Cognac and green Chartreuse sharpened with lemon — the Sidecar's herbal, more interesting sibling from the Savoy canon.

Champs-Élysées cocktail
Cognac Chartreuse Shaken Classic

The Champs-Élysées is a cognac sour that swapped the Sidecar's orange liqueur for green Chartreuse and never looked back. Named for the Parisian avenue, fixed in print by Harry Craddock's Savoy Cocktail Book in 1930, it layers 130 herbs' worth of Chartreuse over brandy's dried-fruit warmth with lemon holding the line. It remains criminally under-ordered — the drink for the night you want a Sidecar with something to say.

A Sidecar that took a detour through a monastery garden.

History

The recipe's canonical appearance is the 1930 Savoy Cocktail Book, Harry Craddock's compendium of the American Bar's repertoire — though like most Savoy entries it was likely collected rather than invented there, and no individual creator is documented. The name trades on interwar Paris glamour; the drink itself is structurally London-American: a sour built on the French spirit shelf.

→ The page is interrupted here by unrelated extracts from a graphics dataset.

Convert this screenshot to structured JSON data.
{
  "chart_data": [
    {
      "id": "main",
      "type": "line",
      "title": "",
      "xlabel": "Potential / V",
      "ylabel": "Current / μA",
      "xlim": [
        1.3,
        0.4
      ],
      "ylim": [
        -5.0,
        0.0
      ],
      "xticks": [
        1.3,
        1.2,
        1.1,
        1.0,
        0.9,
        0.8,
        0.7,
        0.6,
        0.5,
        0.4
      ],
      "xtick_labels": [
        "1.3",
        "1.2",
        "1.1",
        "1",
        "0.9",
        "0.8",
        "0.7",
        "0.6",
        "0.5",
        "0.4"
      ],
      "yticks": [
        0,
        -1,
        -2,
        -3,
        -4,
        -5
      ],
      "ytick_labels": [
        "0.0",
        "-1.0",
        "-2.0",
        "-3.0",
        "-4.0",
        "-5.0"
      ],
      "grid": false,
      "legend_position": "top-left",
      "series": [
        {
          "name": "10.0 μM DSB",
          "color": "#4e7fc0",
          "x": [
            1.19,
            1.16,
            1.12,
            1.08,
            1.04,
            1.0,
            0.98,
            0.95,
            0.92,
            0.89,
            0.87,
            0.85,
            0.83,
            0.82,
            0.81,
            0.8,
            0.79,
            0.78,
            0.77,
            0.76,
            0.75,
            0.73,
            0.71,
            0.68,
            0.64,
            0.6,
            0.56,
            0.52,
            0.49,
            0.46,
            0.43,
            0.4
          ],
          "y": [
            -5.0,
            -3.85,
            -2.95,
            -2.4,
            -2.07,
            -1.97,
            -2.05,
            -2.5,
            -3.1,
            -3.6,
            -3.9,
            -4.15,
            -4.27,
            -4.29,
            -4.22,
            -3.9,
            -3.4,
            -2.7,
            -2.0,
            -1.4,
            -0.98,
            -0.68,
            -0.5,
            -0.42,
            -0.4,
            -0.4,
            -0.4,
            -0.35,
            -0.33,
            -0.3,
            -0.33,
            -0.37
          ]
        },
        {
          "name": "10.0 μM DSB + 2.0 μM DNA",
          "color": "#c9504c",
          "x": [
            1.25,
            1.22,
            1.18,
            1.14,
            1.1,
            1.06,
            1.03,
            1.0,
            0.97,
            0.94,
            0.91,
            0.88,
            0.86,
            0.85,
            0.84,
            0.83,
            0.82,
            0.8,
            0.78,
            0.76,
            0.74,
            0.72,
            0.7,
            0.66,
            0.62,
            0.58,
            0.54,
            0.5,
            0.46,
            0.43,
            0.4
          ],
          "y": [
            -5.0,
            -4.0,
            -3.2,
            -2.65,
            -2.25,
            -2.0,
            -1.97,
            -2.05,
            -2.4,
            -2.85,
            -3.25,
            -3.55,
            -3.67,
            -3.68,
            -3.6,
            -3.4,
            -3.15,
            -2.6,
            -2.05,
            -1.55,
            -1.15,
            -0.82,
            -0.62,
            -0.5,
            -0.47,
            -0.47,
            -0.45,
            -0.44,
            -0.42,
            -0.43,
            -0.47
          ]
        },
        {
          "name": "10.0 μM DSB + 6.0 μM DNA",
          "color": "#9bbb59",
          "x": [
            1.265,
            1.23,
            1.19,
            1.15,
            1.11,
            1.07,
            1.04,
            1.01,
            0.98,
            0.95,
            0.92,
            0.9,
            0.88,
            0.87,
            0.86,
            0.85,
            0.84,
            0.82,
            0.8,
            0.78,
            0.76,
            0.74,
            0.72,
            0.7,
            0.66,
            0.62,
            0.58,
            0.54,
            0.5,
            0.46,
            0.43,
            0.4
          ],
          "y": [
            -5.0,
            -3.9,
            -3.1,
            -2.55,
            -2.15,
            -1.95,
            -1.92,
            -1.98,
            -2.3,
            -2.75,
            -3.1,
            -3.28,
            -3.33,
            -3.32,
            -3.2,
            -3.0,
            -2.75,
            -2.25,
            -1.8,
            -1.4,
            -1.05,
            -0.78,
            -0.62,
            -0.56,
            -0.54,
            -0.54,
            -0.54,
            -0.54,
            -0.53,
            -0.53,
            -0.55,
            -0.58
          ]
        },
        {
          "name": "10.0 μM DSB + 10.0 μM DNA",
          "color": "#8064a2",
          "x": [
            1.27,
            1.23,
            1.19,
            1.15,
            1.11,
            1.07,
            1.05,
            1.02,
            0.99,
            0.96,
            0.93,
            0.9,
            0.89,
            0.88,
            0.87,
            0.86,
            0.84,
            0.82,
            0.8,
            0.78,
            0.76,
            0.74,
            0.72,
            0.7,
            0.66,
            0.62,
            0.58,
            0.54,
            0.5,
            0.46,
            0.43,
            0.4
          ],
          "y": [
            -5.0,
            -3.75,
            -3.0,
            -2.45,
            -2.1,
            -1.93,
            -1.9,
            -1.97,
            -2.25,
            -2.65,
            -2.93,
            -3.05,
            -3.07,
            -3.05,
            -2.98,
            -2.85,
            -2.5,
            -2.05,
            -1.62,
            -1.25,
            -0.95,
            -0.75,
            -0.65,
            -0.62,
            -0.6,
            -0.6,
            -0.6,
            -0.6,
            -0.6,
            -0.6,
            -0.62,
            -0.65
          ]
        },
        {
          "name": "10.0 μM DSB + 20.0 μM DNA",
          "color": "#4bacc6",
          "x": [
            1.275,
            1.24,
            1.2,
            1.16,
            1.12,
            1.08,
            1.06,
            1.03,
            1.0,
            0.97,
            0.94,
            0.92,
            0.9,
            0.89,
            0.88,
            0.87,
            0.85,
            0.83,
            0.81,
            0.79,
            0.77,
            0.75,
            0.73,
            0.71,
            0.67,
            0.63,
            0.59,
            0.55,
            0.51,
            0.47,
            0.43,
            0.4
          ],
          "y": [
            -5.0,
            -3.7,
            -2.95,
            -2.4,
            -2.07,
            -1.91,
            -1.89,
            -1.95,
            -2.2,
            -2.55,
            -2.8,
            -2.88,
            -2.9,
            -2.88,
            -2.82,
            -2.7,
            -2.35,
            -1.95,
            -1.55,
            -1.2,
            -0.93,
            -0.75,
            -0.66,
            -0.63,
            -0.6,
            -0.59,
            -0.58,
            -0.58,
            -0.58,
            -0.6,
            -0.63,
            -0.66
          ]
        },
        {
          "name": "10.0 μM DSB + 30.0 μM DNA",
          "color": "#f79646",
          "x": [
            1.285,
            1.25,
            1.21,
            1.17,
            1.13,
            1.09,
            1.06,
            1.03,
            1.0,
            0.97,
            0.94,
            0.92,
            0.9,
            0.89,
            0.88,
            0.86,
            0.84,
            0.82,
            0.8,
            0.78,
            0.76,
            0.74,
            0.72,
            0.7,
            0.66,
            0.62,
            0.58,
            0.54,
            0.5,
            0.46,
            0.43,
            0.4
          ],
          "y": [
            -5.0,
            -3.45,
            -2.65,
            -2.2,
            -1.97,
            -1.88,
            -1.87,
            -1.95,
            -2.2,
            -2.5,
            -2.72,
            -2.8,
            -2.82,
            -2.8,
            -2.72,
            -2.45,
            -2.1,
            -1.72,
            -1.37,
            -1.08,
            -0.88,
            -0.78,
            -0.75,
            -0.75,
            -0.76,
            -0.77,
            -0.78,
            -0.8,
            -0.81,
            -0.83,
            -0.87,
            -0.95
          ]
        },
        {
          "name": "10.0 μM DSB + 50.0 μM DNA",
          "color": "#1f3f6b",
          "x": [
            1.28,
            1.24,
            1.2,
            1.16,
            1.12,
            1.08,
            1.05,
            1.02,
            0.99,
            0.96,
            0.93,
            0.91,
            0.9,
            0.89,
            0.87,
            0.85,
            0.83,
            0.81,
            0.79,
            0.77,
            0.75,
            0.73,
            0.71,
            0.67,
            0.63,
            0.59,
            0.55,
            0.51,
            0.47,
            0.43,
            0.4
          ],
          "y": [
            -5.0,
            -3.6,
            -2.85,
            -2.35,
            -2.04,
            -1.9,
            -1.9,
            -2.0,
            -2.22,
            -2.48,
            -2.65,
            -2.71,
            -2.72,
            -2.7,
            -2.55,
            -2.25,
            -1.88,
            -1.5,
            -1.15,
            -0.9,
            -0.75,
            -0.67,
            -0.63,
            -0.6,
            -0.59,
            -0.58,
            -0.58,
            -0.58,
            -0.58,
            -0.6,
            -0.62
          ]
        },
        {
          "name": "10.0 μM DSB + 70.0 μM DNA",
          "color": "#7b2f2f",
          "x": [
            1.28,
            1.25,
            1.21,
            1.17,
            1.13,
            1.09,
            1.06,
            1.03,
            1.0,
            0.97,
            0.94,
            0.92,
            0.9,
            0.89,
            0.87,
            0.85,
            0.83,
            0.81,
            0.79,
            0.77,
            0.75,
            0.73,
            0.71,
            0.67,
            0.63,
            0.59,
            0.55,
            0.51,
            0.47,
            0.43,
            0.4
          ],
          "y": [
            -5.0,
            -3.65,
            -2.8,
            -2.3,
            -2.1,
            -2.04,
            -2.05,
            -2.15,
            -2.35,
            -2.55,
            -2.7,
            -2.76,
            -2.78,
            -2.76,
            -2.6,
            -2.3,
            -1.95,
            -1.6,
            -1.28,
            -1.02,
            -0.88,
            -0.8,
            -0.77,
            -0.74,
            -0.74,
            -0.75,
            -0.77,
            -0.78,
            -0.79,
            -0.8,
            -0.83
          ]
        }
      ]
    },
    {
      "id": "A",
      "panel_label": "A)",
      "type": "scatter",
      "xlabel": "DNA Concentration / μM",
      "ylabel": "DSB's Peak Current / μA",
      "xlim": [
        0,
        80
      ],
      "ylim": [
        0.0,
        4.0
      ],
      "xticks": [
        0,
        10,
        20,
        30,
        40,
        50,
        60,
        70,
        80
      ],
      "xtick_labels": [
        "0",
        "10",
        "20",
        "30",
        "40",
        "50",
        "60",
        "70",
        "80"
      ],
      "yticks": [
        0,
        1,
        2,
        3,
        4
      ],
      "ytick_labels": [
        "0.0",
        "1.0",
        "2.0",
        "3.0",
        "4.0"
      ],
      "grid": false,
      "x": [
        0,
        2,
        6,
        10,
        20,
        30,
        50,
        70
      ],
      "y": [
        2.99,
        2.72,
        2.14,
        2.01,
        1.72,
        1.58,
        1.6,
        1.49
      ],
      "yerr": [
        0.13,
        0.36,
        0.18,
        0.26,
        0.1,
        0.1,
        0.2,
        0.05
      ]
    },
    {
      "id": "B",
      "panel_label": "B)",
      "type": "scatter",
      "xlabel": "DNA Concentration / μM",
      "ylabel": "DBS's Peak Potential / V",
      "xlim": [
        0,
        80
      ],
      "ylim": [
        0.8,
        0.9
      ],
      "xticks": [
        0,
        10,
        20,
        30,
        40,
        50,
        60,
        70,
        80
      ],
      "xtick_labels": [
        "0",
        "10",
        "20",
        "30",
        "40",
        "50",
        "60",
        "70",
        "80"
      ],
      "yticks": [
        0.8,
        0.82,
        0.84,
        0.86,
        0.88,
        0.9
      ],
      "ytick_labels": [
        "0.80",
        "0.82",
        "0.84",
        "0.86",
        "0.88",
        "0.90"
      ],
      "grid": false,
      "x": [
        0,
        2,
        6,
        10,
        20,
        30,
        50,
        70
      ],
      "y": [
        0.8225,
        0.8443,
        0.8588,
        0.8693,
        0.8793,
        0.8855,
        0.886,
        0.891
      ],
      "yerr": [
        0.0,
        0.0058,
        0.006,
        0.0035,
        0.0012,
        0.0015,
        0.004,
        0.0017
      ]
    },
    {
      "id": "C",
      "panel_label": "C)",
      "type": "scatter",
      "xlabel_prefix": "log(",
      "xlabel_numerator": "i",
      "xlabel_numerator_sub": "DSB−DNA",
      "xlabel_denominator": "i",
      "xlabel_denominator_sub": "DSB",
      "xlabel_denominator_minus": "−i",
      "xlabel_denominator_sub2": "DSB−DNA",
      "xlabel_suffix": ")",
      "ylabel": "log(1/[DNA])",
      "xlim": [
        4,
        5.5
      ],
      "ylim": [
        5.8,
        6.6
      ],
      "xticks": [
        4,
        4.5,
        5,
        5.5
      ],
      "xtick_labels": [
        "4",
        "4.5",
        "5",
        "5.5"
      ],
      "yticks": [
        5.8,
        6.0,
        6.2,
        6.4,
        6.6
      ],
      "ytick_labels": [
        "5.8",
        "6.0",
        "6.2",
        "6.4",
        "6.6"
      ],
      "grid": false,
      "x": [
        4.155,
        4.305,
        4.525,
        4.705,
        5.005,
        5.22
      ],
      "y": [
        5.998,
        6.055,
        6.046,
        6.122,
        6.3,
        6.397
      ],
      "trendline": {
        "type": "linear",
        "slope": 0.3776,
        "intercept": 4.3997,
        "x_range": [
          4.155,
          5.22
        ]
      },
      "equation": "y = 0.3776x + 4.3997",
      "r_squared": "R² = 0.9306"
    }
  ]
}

It spent the mid-century in obscurity alongside most Chartreuse drinks and returned with the revival, riding the same wave that brought back the Last Word and the Bijou.

The Spec

A cognac sour where green Chartreuse plays both liqueur and co-conspirator, with a dash of Angostura to deepen the base. Keep the simple syrup light — Chartreuse brings its own sugar.

Champs-Élysées · 6 : 3 : 2 : 1
Cognac1 1/2 oz · ~50% Fresh Lemon Juice3/4 oz · ~25% Green Chartreuse1/2 oz · ~17% Simple Syrup1/4 oz · ~8%

Cognac Sets the Floor

A VS cognac works; a VSOP's extra depth is worth it here, since the brandy has to hold its own against Chartreuse at full volume. Fruit-forward styles flatter the lemon.

Mind the Sugar

The quarter ounce of simple syrup is a trim tab, not an engine — some specs omit it entirely. Taste your Chartreuse pour and adjust; the drink should finish herbal-dry, not dessert-sweet.

Bottom Line

If the Sidecar is in your rotation, the Champs-Élysées belongs there too — same bones, better conversation. One of the easiest ways to spend down a Chartreuse bottle that isn't another Last Word.